'I'll always remember Natalie's dark, witty humour'
PacemakerA friend of murder victim Natalie McNally has said the thing she will remember most about her is her "dark, witty sense of humour".
On Monday, Stephen McCullagh was found guilty of murdering Natalie in her Lurgan home in December 2022.
McCullagh, 36, of Woodland Gardens in Lisburn, had denied murdering his pregnant partner, but it took a jury just over two hours of deliberation to deliver a guilty verdict.
Sarah Creighton also said Natalie was "extraordinarily kind" and "very much a woman of conviction".
Speaking to BBC NI's Good Morning Ulster programme Creighton said: "She was so funny, it was the one thing I always remember about her was that she was so whip-smart and funny.
"She had a really kind of dark, witty sense of humour and it just came out all the time.
"She was very passionate, she would have stood up very strongly for what she believed in.
"She cared very deeply about her family, she loved animals - she just absolutely adored animals - and she cared very passionately about social justice."

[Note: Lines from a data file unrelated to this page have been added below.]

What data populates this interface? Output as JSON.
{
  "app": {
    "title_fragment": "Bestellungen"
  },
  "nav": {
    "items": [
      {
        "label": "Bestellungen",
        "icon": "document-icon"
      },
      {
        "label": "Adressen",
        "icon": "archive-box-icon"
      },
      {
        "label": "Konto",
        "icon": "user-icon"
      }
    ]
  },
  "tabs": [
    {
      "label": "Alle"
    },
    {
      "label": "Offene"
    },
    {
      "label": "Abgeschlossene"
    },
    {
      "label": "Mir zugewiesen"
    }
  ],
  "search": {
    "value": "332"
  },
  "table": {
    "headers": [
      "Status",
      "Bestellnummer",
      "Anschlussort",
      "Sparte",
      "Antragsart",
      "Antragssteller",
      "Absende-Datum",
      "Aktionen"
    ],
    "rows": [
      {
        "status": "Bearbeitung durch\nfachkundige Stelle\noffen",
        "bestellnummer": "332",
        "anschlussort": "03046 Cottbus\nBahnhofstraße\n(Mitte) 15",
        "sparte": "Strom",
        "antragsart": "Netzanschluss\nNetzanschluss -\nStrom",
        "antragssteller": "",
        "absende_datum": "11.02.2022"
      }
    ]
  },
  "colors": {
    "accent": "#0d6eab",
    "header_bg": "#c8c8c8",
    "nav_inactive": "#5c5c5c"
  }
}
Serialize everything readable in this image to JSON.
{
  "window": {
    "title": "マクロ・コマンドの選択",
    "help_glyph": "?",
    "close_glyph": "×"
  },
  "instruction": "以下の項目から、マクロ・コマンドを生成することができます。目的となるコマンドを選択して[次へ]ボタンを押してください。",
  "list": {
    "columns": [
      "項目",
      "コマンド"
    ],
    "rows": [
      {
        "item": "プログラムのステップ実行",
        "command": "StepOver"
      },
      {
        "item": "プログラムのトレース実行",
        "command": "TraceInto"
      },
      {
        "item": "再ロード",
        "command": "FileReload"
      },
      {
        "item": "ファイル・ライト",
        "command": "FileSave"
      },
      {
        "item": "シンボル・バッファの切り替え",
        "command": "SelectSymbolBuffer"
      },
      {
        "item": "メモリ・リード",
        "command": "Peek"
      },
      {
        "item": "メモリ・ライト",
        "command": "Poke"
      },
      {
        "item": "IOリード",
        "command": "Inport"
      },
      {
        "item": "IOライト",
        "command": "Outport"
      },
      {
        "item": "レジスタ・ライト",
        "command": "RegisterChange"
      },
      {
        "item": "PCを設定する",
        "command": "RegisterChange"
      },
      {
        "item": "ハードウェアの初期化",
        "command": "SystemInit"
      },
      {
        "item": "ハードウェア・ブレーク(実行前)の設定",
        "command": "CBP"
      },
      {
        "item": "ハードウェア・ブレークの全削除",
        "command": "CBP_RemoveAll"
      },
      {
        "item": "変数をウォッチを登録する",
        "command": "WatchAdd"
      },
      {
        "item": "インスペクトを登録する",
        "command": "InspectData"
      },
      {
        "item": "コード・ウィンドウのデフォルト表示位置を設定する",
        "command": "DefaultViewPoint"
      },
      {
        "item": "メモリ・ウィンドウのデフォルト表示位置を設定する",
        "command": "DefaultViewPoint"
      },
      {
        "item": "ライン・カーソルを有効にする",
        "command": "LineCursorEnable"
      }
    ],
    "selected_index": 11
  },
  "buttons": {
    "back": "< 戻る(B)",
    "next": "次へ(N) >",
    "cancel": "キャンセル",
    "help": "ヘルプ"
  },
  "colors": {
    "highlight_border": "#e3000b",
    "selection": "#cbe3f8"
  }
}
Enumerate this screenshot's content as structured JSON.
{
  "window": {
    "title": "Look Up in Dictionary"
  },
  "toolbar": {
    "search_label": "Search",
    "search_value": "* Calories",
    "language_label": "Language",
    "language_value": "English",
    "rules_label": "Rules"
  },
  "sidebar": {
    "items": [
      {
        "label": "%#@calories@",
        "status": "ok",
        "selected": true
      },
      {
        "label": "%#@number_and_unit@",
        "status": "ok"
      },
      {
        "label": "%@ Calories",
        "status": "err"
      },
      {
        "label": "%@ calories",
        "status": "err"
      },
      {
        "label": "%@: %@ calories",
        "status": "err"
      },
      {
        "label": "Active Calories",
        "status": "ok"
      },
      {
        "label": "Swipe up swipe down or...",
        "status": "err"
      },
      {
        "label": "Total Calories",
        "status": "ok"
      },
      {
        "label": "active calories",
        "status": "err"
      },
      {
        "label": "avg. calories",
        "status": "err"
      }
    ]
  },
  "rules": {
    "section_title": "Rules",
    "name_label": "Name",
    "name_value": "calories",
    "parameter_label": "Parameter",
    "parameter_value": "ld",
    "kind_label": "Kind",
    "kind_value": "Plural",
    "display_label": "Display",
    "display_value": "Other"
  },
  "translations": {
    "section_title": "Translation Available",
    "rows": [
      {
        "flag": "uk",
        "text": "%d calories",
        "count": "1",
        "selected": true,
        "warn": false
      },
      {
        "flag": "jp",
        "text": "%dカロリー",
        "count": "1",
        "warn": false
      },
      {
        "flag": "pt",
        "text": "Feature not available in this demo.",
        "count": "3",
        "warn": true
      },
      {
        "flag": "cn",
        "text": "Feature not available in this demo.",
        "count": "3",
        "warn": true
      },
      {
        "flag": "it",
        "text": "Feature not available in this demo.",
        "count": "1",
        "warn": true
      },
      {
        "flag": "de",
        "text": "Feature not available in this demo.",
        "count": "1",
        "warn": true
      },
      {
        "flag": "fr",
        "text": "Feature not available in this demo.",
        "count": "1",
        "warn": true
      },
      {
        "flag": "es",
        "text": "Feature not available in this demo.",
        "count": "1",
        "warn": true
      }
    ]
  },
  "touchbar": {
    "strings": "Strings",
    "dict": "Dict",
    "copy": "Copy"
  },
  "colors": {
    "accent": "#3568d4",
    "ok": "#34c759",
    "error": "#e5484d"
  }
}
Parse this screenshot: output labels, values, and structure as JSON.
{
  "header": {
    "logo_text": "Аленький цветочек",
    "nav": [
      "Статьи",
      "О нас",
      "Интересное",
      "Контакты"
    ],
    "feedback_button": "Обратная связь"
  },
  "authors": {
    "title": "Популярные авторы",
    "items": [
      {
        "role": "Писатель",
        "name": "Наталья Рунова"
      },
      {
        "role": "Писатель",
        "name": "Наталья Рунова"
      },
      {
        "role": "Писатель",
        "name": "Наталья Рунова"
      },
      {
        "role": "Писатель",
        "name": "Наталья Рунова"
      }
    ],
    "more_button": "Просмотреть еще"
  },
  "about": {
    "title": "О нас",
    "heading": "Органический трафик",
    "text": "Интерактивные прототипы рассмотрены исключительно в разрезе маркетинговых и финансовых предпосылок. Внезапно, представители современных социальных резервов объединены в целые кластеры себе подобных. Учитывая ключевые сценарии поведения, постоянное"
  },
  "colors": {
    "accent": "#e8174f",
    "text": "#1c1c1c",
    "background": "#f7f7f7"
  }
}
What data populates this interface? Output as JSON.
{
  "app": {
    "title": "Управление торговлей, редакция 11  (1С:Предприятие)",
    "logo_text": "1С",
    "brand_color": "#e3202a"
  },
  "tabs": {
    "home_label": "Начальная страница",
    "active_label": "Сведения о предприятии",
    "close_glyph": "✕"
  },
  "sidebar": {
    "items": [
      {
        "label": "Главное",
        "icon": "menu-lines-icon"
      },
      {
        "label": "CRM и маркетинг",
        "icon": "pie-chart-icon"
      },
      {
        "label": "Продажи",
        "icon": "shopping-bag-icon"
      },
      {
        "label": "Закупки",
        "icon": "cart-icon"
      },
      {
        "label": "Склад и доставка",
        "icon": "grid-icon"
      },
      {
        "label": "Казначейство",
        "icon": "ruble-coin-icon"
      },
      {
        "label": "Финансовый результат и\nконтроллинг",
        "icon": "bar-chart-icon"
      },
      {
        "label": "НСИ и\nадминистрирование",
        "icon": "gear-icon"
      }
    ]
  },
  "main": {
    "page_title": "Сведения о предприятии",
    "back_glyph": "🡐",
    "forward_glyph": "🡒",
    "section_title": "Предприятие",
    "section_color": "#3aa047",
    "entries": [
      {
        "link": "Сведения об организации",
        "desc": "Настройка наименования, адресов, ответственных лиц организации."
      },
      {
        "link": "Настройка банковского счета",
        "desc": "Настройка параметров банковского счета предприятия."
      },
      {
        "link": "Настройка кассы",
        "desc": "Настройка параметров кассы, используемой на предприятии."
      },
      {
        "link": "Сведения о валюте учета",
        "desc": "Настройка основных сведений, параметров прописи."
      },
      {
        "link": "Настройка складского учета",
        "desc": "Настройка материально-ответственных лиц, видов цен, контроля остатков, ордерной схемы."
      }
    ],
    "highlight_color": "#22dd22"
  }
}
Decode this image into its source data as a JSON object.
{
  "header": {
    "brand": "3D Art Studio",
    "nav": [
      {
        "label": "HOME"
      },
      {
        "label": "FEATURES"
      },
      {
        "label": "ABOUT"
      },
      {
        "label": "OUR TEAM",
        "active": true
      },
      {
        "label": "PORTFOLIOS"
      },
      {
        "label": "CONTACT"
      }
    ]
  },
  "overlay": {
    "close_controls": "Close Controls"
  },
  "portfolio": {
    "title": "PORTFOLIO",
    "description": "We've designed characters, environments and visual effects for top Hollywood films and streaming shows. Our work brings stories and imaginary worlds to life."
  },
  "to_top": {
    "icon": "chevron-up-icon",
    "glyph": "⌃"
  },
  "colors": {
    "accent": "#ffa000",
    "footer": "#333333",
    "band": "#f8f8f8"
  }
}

'Natalie and her son should be here'
Creighton, a lawyer and commentator, said she first met Natalie on Twitter and the two later joined a group who talked on social media and met up with each other for several years.
She was holding her four-week old baby son when she heard that Natalie had been murdered.
"It was like a gut punch and all of us that had been in that group together were just in absolute shock that this had happened.
"I had heard the day before that somebody had been murdered in Lurgan, but it never occurred to me that it could be Natalie, so that was deeply, deeply upsetting.
"It was horrendous really and she should be here and her son should be here."
On hearing that McCullagh had been found guilty on Monday, she said she was "relieved and pleased for her [Natalie's] family, glad they've got justice".
"They have been through absolute hell and they've waited a long time for this," she added.
Thirty women have been violently killed in Northern Ireland since 2020.
Creighton said the task of trying to tackle the issue is "absolutely mammoth".
"I don't know how you can begin to address it really, sometimes it feels quite overwhelming," she said.
"But it is quite clearly obvious that Northern Ireland has a problem, a serious problem."